Tokenizer - to split text or sentences to words or word-level units, including punctuation. This task is not trivial for languages with no spaces and no stable understanding of word boundaries (e.g. Chinese, Japanese)
Part-of-speech Tagger - to guess part of speech of each word in the context of sentence; usually each word is assigned a so-called POS-tag from a tagset developed in advance to serve your final task (for example, parsing).
Lemmatizer - to convert a given word into its canonical form (lemma). Usually you need to know the word's POS-tag. For example, word "heating" as gerund must be converted to "heat", but as noun it must be left unchanged.
Parser - to perform syntactic analysis of the sentence and build a syntactic tree or graph. There're two main ways to represent syntactic structure of sentence: via constituency or dependency.
Summarizer - to generate a short summary of the text by selecting a set of top informative sentences of the document, representing its main idea. However can be done in more intelligent manner than just selecting the sentences from existing ones.
Named Entity Recognition - to extract so-called named entities from the text. Named entities are the chunks of words from text, which refer to an entity of certain type. The types may include: geographic locations (countries, cities, rivers, ...), person names, organization names etc. Before going into NER task you must understand what do you want to get and, possible, predefine a taxonomy of named entity types to resolve.
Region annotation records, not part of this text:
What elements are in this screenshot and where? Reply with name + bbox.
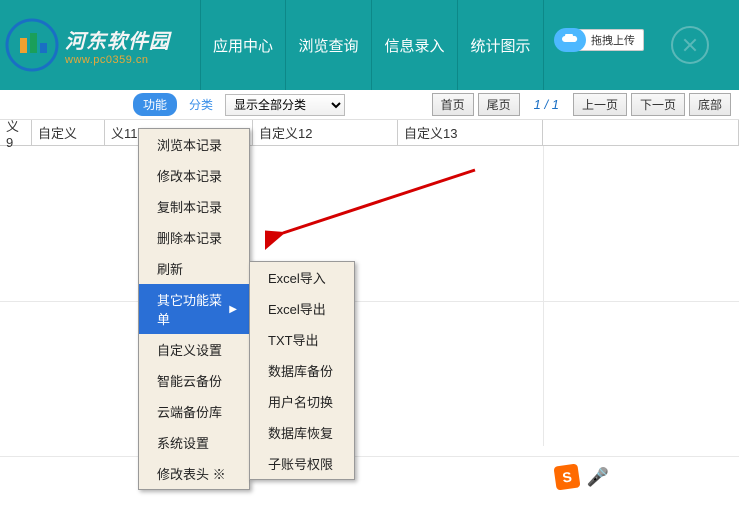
logo-title: 河东软件园: [65, 25, 170, 54]
nav-app-center[interactable]: 应用中心: [200, 0, 286, 90]
submenu-txt-export[interactable]: TXT导出: [250, 324, 354, 355]
microphone-icon[interactable]: 🎤: [587, 467, 609, 488]
sogou-ime-icon[interactable]: S: [553, 463, 580, 490]
category-button[interactable]: 分类: [181, 93, 221, 116]
menu-label: 其它功能菜单: [157, 290, 229, 328]
upload-widget[interactable]: 拖拽上传: [554, 28, 644, 52]
prev-page-button[interactable]: 上一页: [573, 93, 627, 116]
main-nav: 应用中心 浏览查询 信息录入 统计图示: [200, 0, 544, 90]
table-header-row: 义9 自定义 义11 自定义12 自定义13: [0, 120, 739, 146]
toolbar: 功能 分类 显示全部分类 首页 尾页 1 / 1 上一页 下一页 底部: [0, 90, 739, 120]
logo-area: 河东软件园 www.pc0359.cn: [0, 18, 200, 73]
column-header[interactable]: 义9: [0, 120, 32, 145]
bottom-button[interactable]: 底部: [689, 93, 731, 116]
submenu-switch-user[interactable]: 用户名切换: [250, 386, 354, 417]
menu-cloud-backup[interactable]: 智能云备份: [139, 365, 249, 396]
chevron-right-icon: ▶: [229, 304, 237, 315]
column-header[interactable]: [543, 120, 739, 145]
submenu-excel-export[interactable]: Excel导出: [250, 293, 354, 324]
cloud-upload-icon: [554, 28, 586, 52]
nav-browse-query[interactable]: 浏览查询: [286, 0, 372, 90]
last-page-button[interactable]: 尾页: [478, 93, 520, 116]
nav-info-entry[interactable]: 信息录入: [372, 0, 458, 90]
menu-browse-record[interactable]: 浏览本记录: [139, 129, 249, 160]
function-button[interactable]: 功能: [133, 93, 177, 116]
submenu-db-backup[interactable]: 数据库备份: [250, 355, 354, 386]
context-menu: 浏览本记录 修改本记录 复制本记录 删除本记录 刷新 其它功能菜单 ▶ 自定义设…: [138, 128, 250, 490]
submenu: Excel导入 Excel导出 TXT导出 数据库备份 用户名切换 数据库恢复 …: [249, 261, 355, 480]
ime-toolbar: S 🎤: [555, 465, 609, 489]
column-header[interactable]: 自定义13: [398, 120, 543, 145]
logo-url: www.pc0359.cn: [65, 54, 170, 66]
table-body: [0, 146, 739, 446]
submenu-db-restore[interactable]: 数据库恢复: [250, 417, 354, 448]
menu-refresh[interactable]: 刷新: [139, 253, 249, 284]
column-header[interactable]: 自定义12: [253, 120, 398, 145]
column-header[interactable]: 自定义: [32, 120, 105, 145]
submenu-subaccount-perm[interactable]: 子账号权限: [250, 448, 354, 479]
menu-delete-record[interactable]: 删除本记录: [139, 222, 249, 253]
menu-copy-record[interactable]: 复制本记录: [139, 191, 249, 222]
menu-custom-settings[interactable]: 自定义设置: [139, 334, 249, 365]
first-page-button[interactable]: 首页: [432, 93, 474, 116]
page-indicator: 1 / 1: [534, 97, 559, 112]
close-button[interactable]: [671, 26, 709, 64]
app-header: 河东软件园 www.pc0359.cn 应用中心 浏览查询 信息录入 统计图示 …: [0, 0, 739, 90]
menu-system-settings[interactable]: 系统设置: [139, 427, 249, 458]
submenu-excel-import[interactable]: Excel导入: [250, 262, 354, 293]
next-page-button[interactable]: 下一页: [631, 93, 685, 116]
menu-cloud-backup-store[interactable]: 云端备份库: [139, 396, 249, 427]
logo-icon: [5, 18, 60, 73]
menu-other-functions[interactable]: 其它功能菜单 ▶: [139, 284, 249, 334]
data-table: 义9 自定义 义11 自定义12 自定义13: [0, 120, 739, 520]
menu-edit-header[interactable]: 修改表头 ※: [139, 458, 249, 489]
category-select[interactable]: 显示全部分类: [225, 94, 345, 116]
nav-statistics[interactable]: 统计图示: [458, 0, 544, 90]
menu-edit-record[interactable]: 修改本记录: [139, 160, 249, 191]
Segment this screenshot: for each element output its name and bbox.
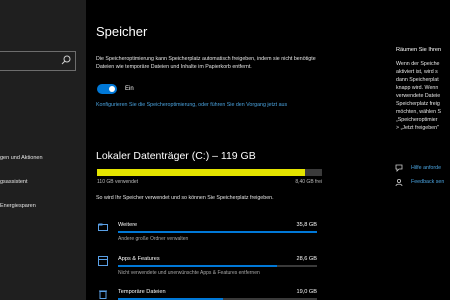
drive-free-label: 8,40 GB frei (295, 179, 322, 185)
category-size: 28,6 GB (296, 256, 317, 262)
drive-usage-fill (97, 169, 306, 176)
apps-icon (98, 256, 108, 266)
sidebar-item-notifications[interactable]: gen und Aktionen (0, 154, 43, 162)
drive-used-label: 110 GB verwendet (97, 179, 139, 185)
give-feedback-link[interactable]: Feedback sen (411, 179, 444, 185)
storage-sense-description: Die Speicheroptimierung kann Speicherpla… (96, 56, 316, 70)
category-name: Apps & Features (118, 256, 160, 262)
storage-sense-toggle[interactable] (97, 84, 117, 94)
category-temp-files[interactable]: Temporäre Dateien 19,0 GB (96, 287, 321, 300)
feedback-icon (395, 178, 403, 186)
folder-icon (98, 223, 108, 231)
settings-sidebar (0, 0, 86, 300)
page-title: Speicher (96, 24, 148, 39)
category-desc: Andere große Ordner verwalten (118, 236, 189, 242)
trash-icon (99, 290, 107, 299)
storage-hint-text: So wird Ihr Speicher verwendet und so kö… (96, 195, 274, 201)
drive-title: Lokaler Datenträger (C:) – 119 GB (96, 150, 256, 162)
category-bar-fill (118, 231, 317, 233)
help-icon (395, 164, 403, 172)
category-name: Temporäre Dateien (118, 289, 166, 295)
search-input[interactable] (0, 51, 76, 71)
category-desc: Nicht verwendete und unerwünschte Apps &… (118, 270, 260, 276)
related-panel-title: Räumen Sie Ihren (396, 47, 442, 53)
related-panel-text: Wenn der Speiche aktiviert ist, wird s d… (396, 61, 442, 131)
category-size: 19,0 GB (296, 289, 317, 295)
get-help-link[interactable]: Hilfe anforde (411, 165, 441, 171)
search-icon (61, 55, 71, 65)
category-bar (118, 231, 317, 233)
sidebar-item-power-sleep[interactable]: Energiesparen (0, 202, 36, 210)
toggle-knob (109, 86, 115, 92)
category-size: 35,8 GB (296, 222, 317, 228)
category-other[interactable]: Weitere 35,8 GB Andere große Ordner verw… (96, 220, 321, 248)
category-apps[interactable]: Apps & Features 28,6 GB Nicht verwendete… (96, 254, 321, 282)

Coreference Resolution - to group named entities (or, depending on your task, any other text units) into clusters corresponding to a single real object/meaning. For example, "B. Gates", "William Gates", "Founder of Microsoft" etc. in one text may mean the same person, referenced by using different expressions.
There're many other interesting NLP applications/annotators (see NLP tasks category), sentiment analysis, machine translation etc.). There're many books on this, the classical book: "Speech and Language Processing" by Daniel Jurafsky and James H. Martin., but it can be too detailed for you.